AUGUST 27, 2017: Nutritional science news source, FOODMED.NET published an article on August 7 titled “Medical Evangelism: A Handout for Bad Diet Advice?”
The article by Marika Sboros considers the research of Australian orthopaedic surgeon Dr. Gary Fettke which claims that much of what is called nutritional science today is influenced by what he calls “Big Religion.” Fettke claims that this influence is often hidden.
He cites Adventist medical evangelism as a major source of this influence on nutritional science and policy worldwide.
According to the article, the Adventist faith “has spawned doctors, dietitians and scientists who perform medical evangelism” without disclosing their religious beliefs as conflicts of interests. He ignores the fact that much of Adventist health promotion is rooted in widely-accepted scientific research and does not specify how, precisely, a religious belief in that God values health and healing conflicts with the practice of medicine or health education.
Fettke pointed out that the Adventist Lenna F. Cooper co-founded the American Dietetic Association (ADA) in 1917. Cooper was mentored by Dr.

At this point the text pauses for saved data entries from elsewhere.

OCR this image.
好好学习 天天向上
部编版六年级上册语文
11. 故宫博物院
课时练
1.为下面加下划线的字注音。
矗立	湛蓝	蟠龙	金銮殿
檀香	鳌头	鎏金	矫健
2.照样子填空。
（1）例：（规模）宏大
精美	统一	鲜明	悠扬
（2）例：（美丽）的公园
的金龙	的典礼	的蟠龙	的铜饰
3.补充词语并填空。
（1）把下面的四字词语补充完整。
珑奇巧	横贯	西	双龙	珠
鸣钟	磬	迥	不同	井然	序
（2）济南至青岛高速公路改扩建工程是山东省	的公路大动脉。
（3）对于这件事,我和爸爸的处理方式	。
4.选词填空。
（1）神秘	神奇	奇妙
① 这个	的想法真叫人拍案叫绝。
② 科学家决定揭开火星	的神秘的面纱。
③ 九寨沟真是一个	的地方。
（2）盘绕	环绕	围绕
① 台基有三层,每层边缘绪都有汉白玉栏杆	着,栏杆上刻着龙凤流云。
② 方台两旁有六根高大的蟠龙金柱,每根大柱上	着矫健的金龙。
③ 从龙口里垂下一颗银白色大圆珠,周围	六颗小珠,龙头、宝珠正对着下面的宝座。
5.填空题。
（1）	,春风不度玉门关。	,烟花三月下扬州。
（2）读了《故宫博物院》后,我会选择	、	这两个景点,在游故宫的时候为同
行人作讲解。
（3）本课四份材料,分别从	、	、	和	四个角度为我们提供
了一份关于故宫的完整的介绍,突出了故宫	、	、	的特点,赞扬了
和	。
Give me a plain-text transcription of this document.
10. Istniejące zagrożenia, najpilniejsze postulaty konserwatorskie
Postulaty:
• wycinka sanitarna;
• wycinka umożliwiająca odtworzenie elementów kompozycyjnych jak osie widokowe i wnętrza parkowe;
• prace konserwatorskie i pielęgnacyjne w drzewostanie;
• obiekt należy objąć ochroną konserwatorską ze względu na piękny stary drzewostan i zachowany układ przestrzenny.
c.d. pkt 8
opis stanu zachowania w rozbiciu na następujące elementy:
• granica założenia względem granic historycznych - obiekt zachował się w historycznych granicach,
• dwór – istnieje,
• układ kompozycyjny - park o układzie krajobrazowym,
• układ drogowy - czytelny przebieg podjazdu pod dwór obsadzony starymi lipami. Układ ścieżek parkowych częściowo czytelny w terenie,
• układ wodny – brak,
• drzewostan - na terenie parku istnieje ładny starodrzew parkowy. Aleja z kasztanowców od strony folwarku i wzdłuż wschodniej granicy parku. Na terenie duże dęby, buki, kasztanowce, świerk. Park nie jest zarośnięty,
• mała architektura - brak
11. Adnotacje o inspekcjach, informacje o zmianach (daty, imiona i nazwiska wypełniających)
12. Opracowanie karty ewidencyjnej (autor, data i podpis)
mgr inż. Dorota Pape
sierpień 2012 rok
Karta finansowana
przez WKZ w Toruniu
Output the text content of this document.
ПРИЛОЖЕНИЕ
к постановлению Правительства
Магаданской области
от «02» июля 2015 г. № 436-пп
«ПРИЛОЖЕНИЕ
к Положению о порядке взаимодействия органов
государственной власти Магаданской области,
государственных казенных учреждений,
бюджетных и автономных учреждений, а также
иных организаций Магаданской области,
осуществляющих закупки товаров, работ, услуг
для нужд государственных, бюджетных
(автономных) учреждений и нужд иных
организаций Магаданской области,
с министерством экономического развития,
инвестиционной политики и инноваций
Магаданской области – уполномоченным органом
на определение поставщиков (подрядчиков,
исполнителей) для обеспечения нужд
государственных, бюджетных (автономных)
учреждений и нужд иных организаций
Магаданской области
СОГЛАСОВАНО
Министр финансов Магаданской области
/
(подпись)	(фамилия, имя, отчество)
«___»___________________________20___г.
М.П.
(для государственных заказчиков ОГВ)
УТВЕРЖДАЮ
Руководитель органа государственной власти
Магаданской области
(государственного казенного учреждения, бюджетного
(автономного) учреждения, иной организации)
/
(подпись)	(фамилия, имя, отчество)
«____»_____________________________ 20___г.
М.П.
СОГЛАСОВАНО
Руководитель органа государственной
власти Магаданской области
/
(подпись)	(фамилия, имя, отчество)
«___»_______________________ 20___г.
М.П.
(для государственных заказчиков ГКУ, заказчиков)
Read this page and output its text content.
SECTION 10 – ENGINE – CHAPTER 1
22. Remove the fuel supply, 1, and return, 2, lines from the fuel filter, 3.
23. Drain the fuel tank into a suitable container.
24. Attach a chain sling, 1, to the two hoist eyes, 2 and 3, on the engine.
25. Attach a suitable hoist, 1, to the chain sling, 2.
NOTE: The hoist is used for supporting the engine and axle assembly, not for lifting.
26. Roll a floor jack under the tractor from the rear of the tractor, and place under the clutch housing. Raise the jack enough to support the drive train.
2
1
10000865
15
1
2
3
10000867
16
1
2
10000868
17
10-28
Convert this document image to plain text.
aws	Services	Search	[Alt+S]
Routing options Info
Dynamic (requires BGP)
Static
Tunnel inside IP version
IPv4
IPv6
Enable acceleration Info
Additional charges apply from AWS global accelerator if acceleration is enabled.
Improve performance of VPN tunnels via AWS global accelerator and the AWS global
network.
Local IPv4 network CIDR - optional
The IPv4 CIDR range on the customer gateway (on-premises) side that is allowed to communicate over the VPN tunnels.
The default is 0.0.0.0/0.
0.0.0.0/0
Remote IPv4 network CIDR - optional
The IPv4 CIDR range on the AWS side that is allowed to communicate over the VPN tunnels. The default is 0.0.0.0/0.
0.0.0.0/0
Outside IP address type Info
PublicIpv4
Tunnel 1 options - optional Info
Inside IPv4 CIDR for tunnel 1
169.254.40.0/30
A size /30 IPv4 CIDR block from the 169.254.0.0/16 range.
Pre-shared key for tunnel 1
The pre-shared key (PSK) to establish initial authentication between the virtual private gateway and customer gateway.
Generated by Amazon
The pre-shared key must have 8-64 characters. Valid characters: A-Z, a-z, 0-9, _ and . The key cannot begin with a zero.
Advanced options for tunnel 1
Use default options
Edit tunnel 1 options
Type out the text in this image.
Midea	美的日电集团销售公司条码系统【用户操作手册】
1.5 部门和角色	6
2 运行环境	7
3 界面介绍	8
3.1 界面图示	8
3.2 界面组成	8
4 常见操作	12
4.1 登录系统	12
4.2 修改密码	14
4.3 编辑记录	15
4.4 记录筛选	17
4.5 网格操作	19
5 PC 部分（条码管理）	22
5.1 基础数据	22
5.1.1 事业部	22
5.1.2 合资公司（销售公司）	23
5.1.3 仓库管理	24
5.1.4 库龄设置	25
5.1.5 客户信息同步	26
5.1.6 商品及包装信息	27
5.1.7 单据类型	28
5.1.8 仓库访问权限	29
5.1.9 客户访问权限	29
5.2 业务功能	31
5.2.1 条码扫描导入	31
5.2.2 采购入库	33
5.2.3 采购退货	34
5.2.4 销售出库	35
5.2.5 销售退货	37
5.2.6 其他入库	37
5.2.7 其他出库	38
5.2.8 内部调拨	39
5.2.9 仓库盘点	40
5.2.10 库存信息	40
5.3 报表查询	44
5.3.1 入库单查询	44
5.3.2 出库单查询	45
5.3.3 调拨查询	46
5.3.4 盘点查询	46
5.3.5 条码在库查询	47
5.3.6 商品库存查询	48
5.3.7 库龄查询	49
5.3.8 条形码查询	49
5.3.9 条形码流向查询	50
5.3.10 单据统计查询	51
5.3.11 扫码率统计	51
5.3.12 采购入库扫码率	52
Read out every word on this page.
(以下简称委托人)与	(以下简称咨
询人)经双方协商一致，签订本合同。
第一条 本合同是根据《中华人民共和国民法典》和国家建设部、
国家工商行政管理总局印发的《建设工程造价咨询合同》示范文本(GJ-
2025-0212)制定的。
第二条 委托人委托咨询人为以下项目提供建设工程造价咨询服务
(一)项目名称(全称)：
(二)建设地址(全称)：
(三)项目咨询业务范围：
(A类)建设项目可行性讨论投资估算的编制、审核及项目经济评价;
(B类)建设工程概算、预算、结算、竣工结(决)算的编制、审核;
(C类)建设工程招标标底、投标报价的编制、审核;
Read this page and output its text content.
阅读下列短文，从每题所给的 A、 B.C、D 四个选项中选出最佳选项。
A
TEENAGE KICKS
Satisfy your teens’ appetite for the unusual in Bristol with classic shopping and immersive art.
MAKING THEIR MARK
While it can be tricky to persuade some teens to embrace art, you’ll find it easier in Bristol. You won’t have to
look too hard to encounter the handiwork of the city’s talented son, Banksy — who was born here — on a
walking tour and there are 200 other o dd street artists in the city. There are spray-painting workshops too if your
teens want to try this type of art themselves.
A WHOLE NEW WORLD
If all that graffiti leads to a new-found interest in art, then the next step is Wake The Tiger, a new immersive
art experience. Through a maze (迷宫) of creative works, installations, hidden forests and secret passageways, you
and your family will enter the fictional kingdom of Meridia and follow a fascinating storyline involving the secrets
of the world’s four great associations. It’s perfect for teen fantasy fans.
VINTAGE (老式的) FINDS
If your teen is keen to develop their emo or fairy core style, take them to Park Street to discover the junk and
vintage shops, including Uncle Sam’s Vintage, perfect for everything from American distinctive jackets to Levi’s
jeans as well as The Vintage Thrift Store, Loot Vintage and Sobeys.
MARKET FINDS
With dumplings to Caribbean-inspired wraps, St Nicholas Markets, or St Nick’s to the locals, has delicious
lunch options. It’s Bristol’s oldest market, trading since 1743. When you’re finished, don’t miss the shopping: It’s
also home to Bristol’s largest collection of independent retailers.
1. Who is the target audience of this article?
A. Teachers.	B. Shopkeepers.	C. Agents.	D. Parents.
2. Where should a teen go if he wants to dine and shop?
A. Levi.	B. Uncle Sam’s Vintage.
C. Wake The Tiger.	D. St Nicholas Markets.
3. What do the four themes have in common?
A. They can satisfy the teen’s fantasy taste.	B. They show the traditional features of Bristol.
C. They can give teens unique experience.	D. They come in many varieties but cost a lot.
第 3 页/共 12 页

John Harvey Kellogg who also was an Adventist and had an enormous effect on dietary habits through his invention of modern dry breakfast cereals.
The ADA which changed its name to the Academy of Nutrition and Dietetics (AND) in 2012 is the largest, most influential organization of food and nutrition professionals in the U.S.
Cooper’s writings influenced dietetics and nursing studies for decades. She is credited with coming up with the idea of breakfast being “the most important meal of the day.”
Fettke claims that Adventist medical evangelism has persuaded health authorities to become “defenders of a faith without understanding its origin.” He also claims that often these origins are found in the writings of Ellen G. White, a co-founder of the denomination.
He says that Adventist objections to red meat and fat are based on White’s visions. The article claims that White believed that meat eaters were “cruel and bloodthirsty” and that they were prone to the “solitary vice” of masturbation.
Fettke claims that Adventists’ views on vegetarianism have “compromised” dietary counsel and dietetic associations internationally for a century.
He says that Adventists seem to assume that medical evangelism makes them “immune from ethical constraints governing the conduct of health professionals.”
He claims that few Adventists ever declare their religious beliefs as conflicts of interest when giving medical or nutritional advice.
Fettke points to the Adventist roots of cereal giant Kellogg’s and Australian cereal producer Sanitarium Health and Wellbeing as examples of the denomination’s out-sized influence, pushing highly processed sugary foods. He also claims that Adventist media networks, schools and universities around the world perpetuate bad nutritional advice. He describes Adventist nutritional research as “criminal” because of the lack of a “declaration of ideological or religious conflict of interest.” He claims that such research has been created “to prove a vision.”
The article does not deal with the reality that a large portion of the research he refers to was published in established, peer-reviewed scientific journals with opportunity for other professionals to point out any conclusions not based in science. It also does not deal with the fact that a substantial portion of the research done at Loma Linda University and other fully-accredited and respected Adventist institutions is funded by agencies such as the National Institutes of Health that are outside the control of Adventists and have rigorous ethics processes.